Retailing in Seattle
Leigh Sparks - Stirling Retail
A quarter of a century or so ago I was fortunate enough to be awarded a Winston Churchill Memorial Trust Travelling Fellowship. As part of that I ended up in Seattle and interviewed various executives and family from Nordstrom, the successful US high service department store. It rained.
One of the good things about being an academic is the occasional ability to travel. So last week I was in Seattle again, this time for an American Collegiate Retailing Association/American Marketing Association conference on retailing.
Many things have changed in the interval, not least Seattle’s Microsoft, Amazon and Starbucks conquering the world. The sun also shone – global warming I expect.
One of the industry speakers at the conference was Director of Strategy from Nordstrom. She spoke on the attempts that Nordstrom are making to redefine and extend in-store service and replicate online their legendary store customer service approach.
A tough challenge in a rapidly changing market. Interestingly she saw 80% of future growth to 2020 for Nordstrom coming from non-store retailing.
Service was also the theme of a different retailer, the Seattle-founded consumer co-operative REI. The Tiso Outdoor Experience in Scotland is the downsized imitation of REI.
The Seattle store we visited had all the usual REI elements; good staff, huge product range and the well-known experiential elements such as the cycle test track, 65ft indoor climbing pinnacle and boot tryout trails, amongst others.
And then there is Seattle’s Pike Place Market, one of the oldest still trading farmers markets in the US, proudly still carrying the slogan ‘Meet the Producers’. Founded in 1907 it can feel like a tourist attraction, but also boasts a very strong, loyal, local following.
It was this local base that saved the market from demolition in the 1970’s, supported its inclusion of craft businesses in the 1980’s and is currently behind the city’s extensive renovation of the market.

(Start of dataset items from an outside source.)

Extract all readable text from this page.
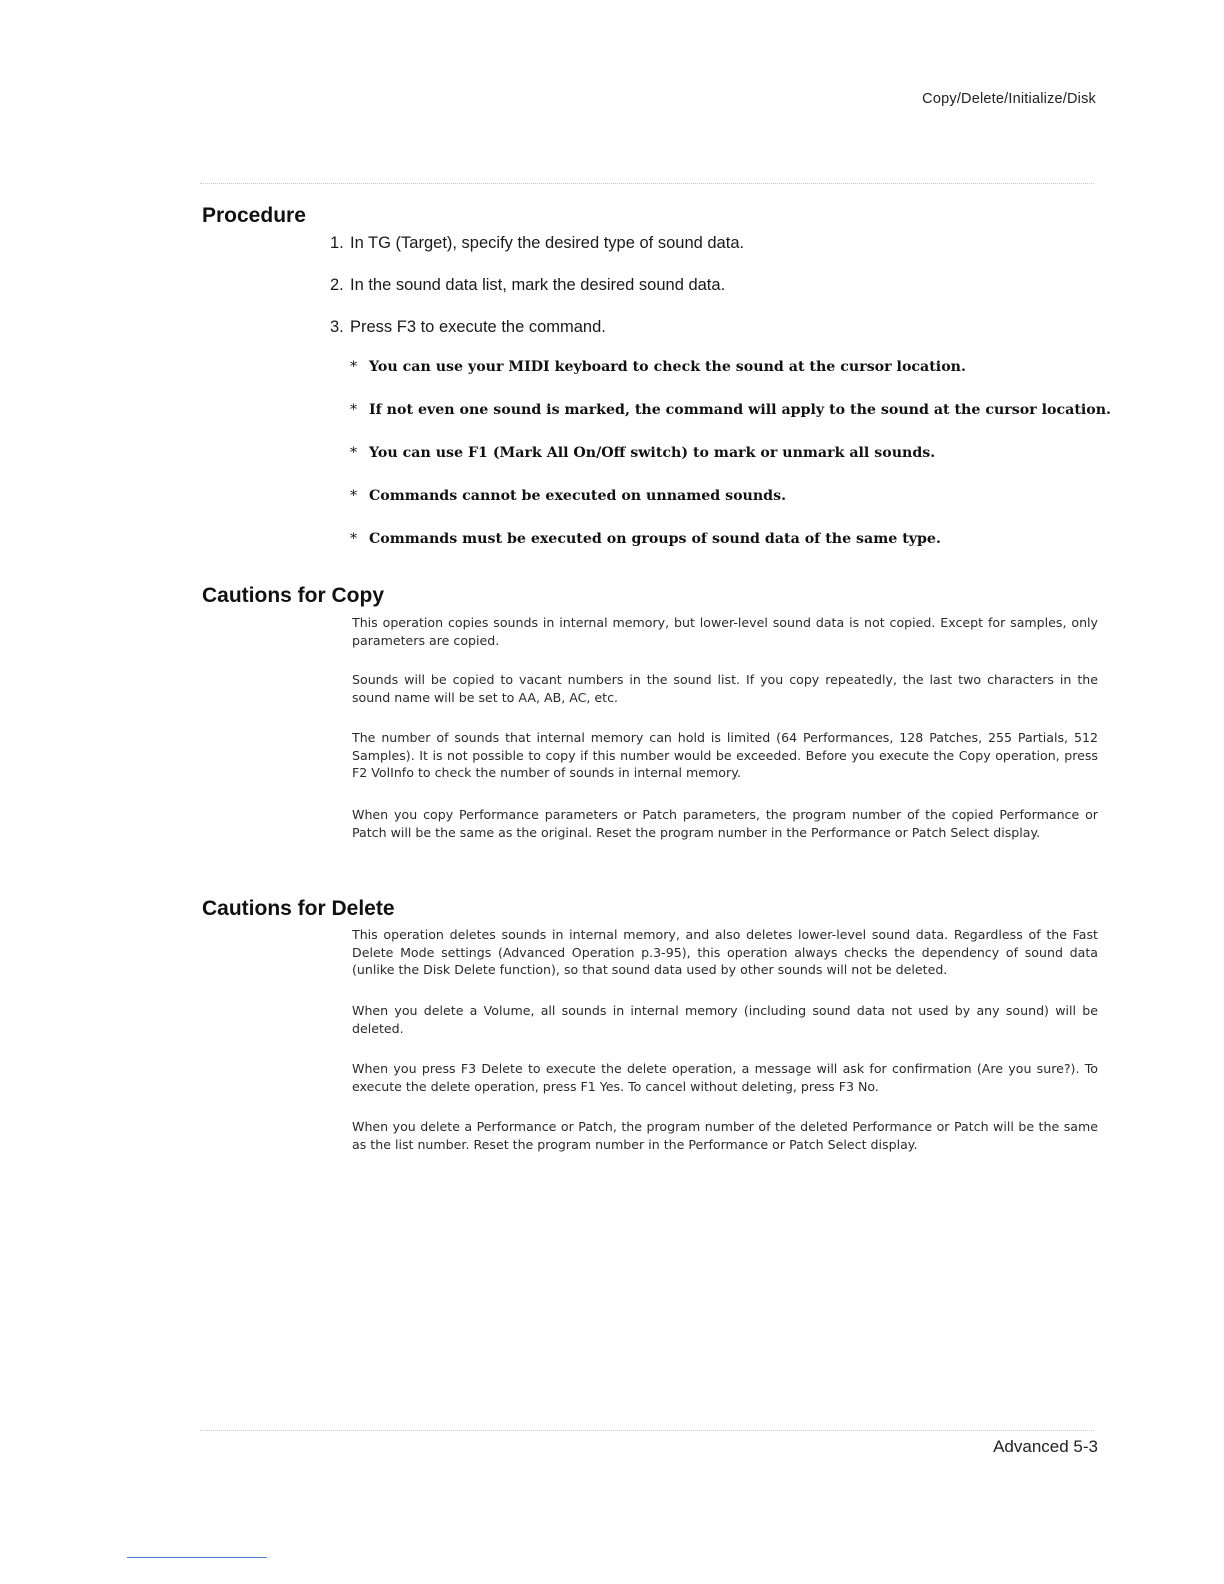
Copy/Delete/Initialize/Disk
Procedure
1. In TG (Target), specify the desired type of sound data.
2. In the sound data list, mark the desired sound data.
3. Press F3 to execute the command.
* You can use your MIDI keyboard to check the sound at the cursor location.
* If not even one sound is marked, the command will apply to the sound at the cursor location.
* You can use F1 (Mark All On/Off switch) to mark or unmark all sounds.
* Commands cannot be executed on unnamed sounds.
* Commands must be executed on groups of sound data of the same type.
Cautions for Copy

This operation copies sounds in internal memory, but lower-level sound data is not copied. Except for samples, only parameters are copied.

Sounds will be copied to vacant numbers in the sound list. If you copy repeatedly, the last two characters in the sound name will be set to AA, AB, AC, etc.

The number of sounds that internal memory can hold is limited (64 Performances, 128 Patches, 255 Partials, 512 Samples). It is not possible to copy if this number would be exceeded. Before you execute the Copy operation, press F2 VolInfo to check the number of sounds in internal memory.

When you copy Performance parameters or Patch parameters, the program number of the copied Performance or Patch will be the same as the original. Reset the program number in the Performance or Patch Select display.

Cautions for Delete

This operation deletes sounds in internal memory, and also deletes lower-level sound data. Regardless of the Fast Delete Mode settings (Advanced Operation p.3-95), this operation always checks the dependency of sound data (unlike the Disk Delete function), so that sound data used by other sounds will not be deleted.

When you delete a Volume, all sounds in internal memory (including sound data not used by any sound) will be deleted.

When you press F3 Delete to execute the delete operation, a message will ask for confirmation (Are you sure?). To execute the delete operation, press F1 Yes. To cancel without deleting, press F3 No.

When you delete a Performance or Patch, the program number of the deleted Performance or Patch will be the same as the list number. Reset the program number in the Performance or Patch Select display.

Advanced 5-3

Pike Place is a rabbit warren of stalls and vendors with amongst many other things, great local food for on or off site consumption. Fabulous flower stalls mix with ‘flying fish’ in great visual displays of local produce. The first ever Starbucks also opened at the market; you can make your own mind up how much of a good thing that was.
A great success these days, it is easy to forget how close Seattle came to losing this heart of its city. Tearing down “old” things like markets and undervaluing their deeper significance, linkages and potential is an all too common refrain.
Protecting core values whether customer service, experiential retailing or historic local rural-urban linkages, requires commitment and belief often over a long period of time.
Bringing it back home, why is Seattle known for these retail businesses and places (whether the dynamic start-ups that became Amazon and Starbucks or the experiences, albeit very different, of REI, Nordstrom and Pike Place) and, say Edinburgh, Glasgow or Aberdeen are not?
Far too many Scottish cities have lacked a commitment to place and (small) business growth; this needs to be re-ignited.